Considering this, it makes me wonder where the Israelites themselves were when God tells Moses that striking the rock at Meribah (Numbers 20) has gotten him permanently barred from entering the Promised Land. Every study of that text I’ve ever been in, people wonder about God, and why God is so picky, when Moses has done so well up till then. But now I wonder … why do we never ask why the people don’t intercede for Moses there? We probably should ask that.
And then God lays out the consequences in vv21-23. So that untranslatable clause in v18 is serious.
This idea that forgiveness is compatible with definite negative consequences seems like a particularly important idea here. Our lesson commentary points out that it has a limit (“to the third and fourth generation,” which is an improvement over some ancient practices). But it also seems like something we take too lightly and forget too easily – both when we think about our own relationship with God, and when we think about our relationships with other people.

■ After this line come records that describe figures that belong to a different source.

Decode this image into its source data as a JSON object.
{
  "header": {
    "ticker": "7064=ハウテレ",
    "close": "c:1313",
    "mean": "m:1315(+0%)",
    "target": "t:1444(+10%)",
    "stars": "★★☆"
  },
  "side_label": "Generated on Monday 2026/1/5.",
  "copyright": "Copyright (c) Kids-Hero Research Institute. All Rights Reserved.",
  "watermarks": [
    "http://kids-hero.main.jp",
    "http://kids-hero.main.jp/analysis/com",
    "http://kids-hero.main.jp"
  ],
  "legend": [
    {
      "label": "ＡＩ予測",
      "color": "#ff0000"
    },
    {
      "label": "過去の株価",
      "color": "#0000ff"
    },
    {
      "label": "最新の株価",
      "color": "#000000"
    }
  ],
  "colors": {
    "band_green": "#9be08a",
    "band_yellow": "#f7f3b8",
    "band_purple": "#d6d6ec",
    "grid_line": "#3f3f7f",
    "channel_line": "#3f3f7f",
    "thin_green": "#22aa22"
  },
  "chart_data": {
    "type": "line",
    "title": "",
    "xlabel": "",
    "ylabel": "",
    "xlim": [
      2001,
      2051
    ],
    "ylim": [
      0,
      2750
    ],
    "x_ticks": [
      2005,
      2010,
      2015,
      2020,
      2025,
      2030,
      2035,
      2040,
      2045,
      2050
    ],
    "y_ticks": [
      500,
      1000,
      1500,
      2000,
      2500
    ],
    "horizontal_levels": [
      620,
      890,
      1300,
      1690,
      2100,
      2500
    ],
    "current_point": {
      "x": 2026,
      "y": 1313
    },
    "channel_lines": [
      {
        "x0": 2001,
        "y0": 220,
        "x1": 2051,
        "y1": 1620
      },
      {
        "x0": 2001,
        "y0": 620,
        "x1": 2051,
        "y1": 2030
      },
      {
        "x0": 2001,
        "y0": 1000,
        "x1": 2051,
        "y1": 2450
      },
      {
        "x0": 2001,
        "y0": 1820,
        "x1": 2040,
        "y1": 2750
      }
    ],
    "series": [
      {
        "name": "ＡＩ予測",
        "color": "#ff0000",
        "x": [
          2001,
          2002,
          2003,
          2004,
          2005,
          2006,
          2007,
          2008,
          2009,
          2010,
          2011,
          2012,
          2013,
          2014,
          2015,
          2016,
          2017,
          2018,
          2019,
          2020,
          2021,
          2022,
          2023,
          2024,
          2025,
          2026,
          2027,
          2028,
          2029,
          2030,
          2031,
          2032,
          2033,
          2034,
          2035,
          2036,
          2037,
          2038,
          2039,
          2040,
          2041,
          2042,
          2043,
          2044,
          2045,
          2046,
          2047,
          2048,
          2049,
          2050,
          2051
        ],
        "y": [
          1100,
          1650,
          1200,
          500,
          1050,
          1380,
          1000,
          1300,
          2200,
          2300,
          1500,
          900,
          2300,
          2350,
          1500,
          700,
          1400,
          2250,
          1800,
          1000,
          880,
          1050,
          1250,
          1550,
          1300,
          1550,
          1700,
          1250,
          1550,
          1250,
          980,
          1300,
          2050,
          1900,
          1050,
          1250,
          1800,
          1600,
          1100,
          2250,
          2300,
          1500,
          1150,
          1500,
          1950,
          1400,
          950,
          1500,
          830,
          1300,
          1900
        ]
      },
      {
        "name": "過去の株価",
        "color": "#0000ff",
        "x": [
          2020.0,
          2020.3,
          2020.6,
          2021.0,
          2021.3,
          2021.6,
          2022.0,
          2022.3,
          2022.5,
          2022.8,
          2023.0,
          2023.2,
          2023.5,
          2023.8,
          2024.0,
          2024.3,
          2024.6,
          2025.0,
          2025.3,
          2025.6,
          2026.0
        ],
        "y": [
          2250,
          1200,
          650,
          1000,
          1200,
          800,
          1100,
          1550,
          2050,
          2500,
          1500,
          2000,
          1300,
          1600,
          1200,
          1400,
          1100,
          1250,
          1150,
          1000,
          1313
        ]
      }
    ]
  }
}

Christians sometimes seem to have the idea that God’s forgiveness always wipes the slate clean, and human forgiveness must do the same – even in cases where, for instance, lifting that restraining order would be objectively dangerous to the health and welfare of the individual being counseled to “forgive.”
If something we see in this story is that we collaborate with God in writing the stories of our lives, then something else we see in this story is that what we do matters. Forgiveness matters, too. It’s an indispensable intervention, and it averts doom and disaster. But it’s not a reset, at least not in this story; the Israelites’ itinerary is permanently affected.
Saying “no” to God makes for a different story.
But if we take that seriously, then we’ll have to ask ourselves … what story do we really want to write in our own lives?